From textile seth to freelancer: the evolution of Bilal Fibres

The mill shut down a long time ago, but the sponsors of Bilal Fibres now want to move into the kind of services business that has recently taken off in Pakistan

Four days ago Bilal Fibres Ltd (PSX: BILF) – once a modest spinning mill on the dusty Sheikhupura Road – told the Pakistan Stock Exchange it had approved a Rs10 million business plan to create an in-house IT division. The nine-page filing sketches a start-up more reminiscent of a co-working loft than a ginning shed: five laptops, two software engineers, a marketing specialist, and a go-to-market playbook that explicitly name-checks Upwork, Fiverr and other online labour platforms for client acquisition.

Management says the cash will cover basic kit, registrations and one year of salaries; breakeven is pencilled in for “12–18 months” on the back of website builds (Rs100–250 k each), mobile-app minimum viable products (Rs300 k–1 m) and monthly IT-support retainers.

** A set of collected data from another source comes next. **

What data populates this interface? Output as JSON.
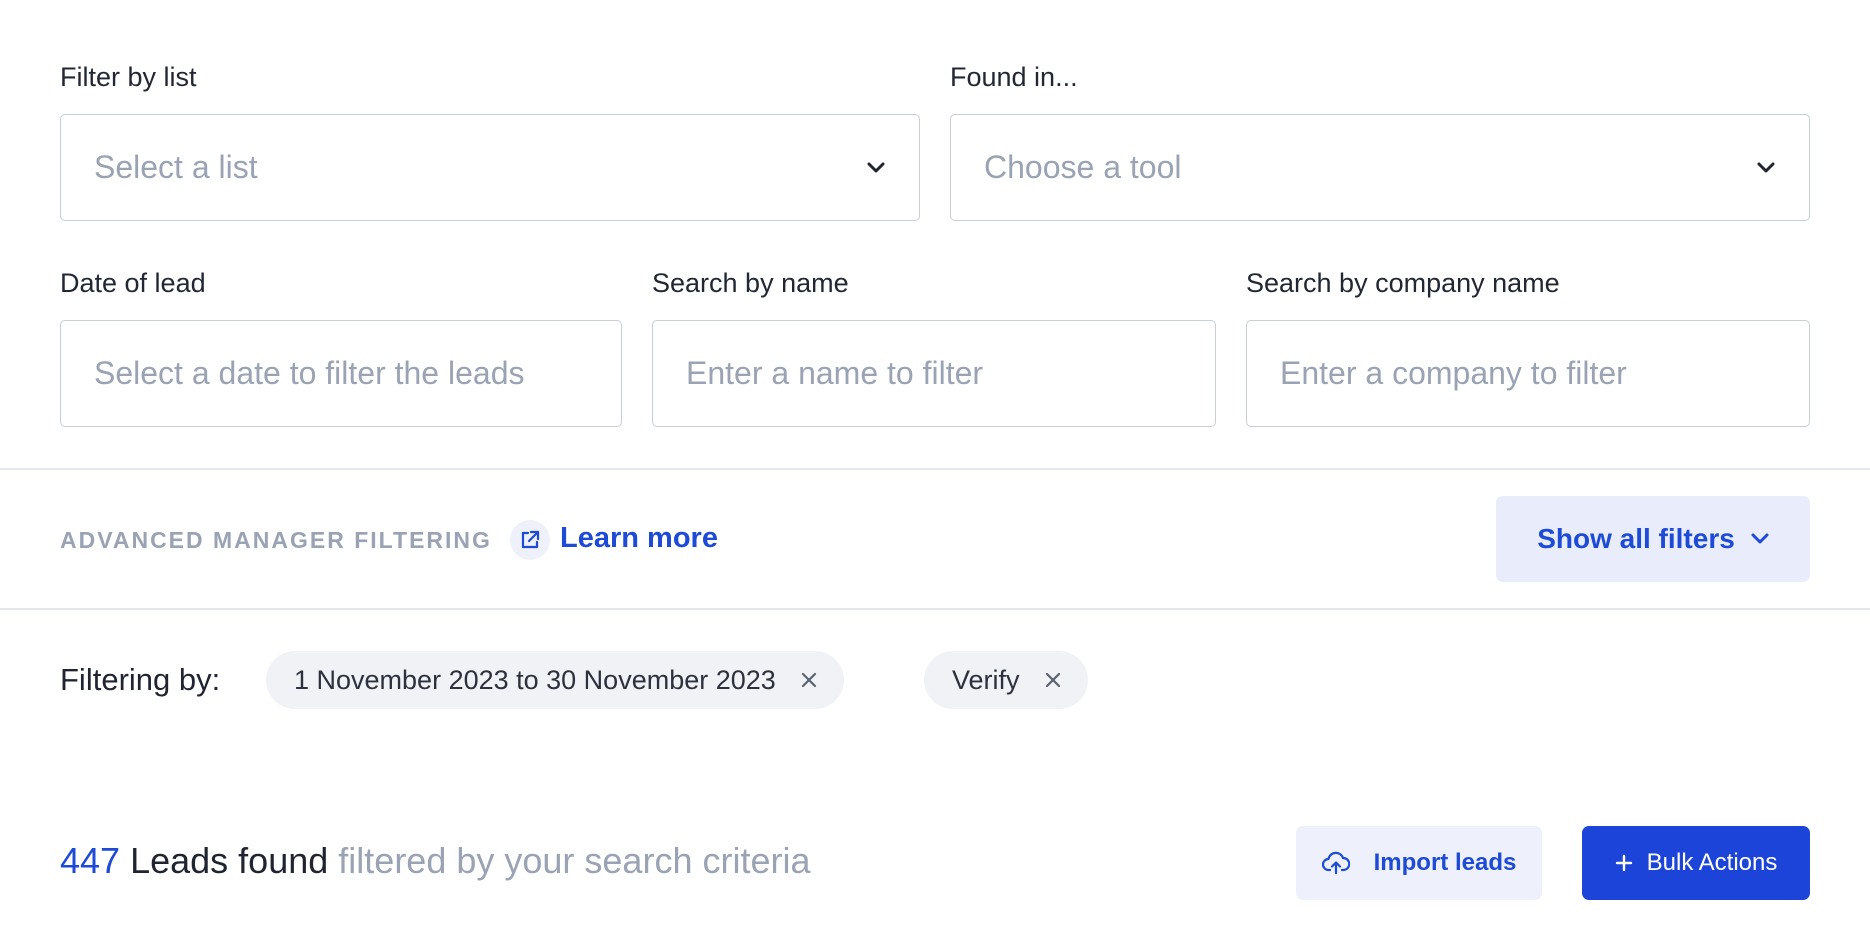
{
  "filters": {
    "list": {
      "label": "Filter by list",
      "placeholder": "Select a list"
    },
    "found_in": {
      "label": "Found in...",
      "placeholder": "Choose a tool"
    },
    "date": {
      "label": "Date of lead",
      "placeholder": "Select a date to filter the leads"
    },
    "name": {
      "label": "Search by name",
      "placeholder": "Enter a name to filter"
    },
    "company": {
      "label": "Search by company name",
      "placeholder": "Enter a company to filter"
    }
  },
  "advanced": {
    "title": "ADVANCED MANAGER FILTERING",
    "learn_more": "Learn more",
    "show_all": "Show all filters"
  },
  "active_filters": {
    "label": "Filtering by:",
    "chips": [
      "1 November 2023 to 30 November 2023",
      "Verify"
    ]
  },
  "results": {
    "count": "447",
    "found": "Leads found",
    "qualifier": "filtered by your search criteria",
    "import_label": "Import leads",
    "bulk_label": "Bulk Actions"
  },
  "icons": {
    "chevron": "chevron-down-icon",
    "external": "external-link-icon",
    "close": "close-icon",
    "upload": "cloud-upload-icon",
    "plus": "plus-icon"
  },
  "colors": {
    "accent": "#1d4ad6",
    "primary_button": "#1d44d8",
    "muted_text": "#9aa3b4"
  }
}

Board minutes show annual revenue potential of Rs12–70 million if the team lands even a handful of contracts each quarter.

The announcement follows an earlier progress report stating that spinning operations remain suspended and that the mill’s revival would hinge on “Technology/ICT… in view of limited financial resources”. External coverage quickly framed the shift as “a textile manufacturer entering IT” and highlighted the board’s hope of tapping SME demand at home and in the Gulf.

If the plan sounds quixotic, investors do not seem fazed: BILF shares are still up more than eight-fold year-to-date, trading at Rs21.3 compared with Rs2.3 last October, despite the company recording zero yarn sales for two straight years.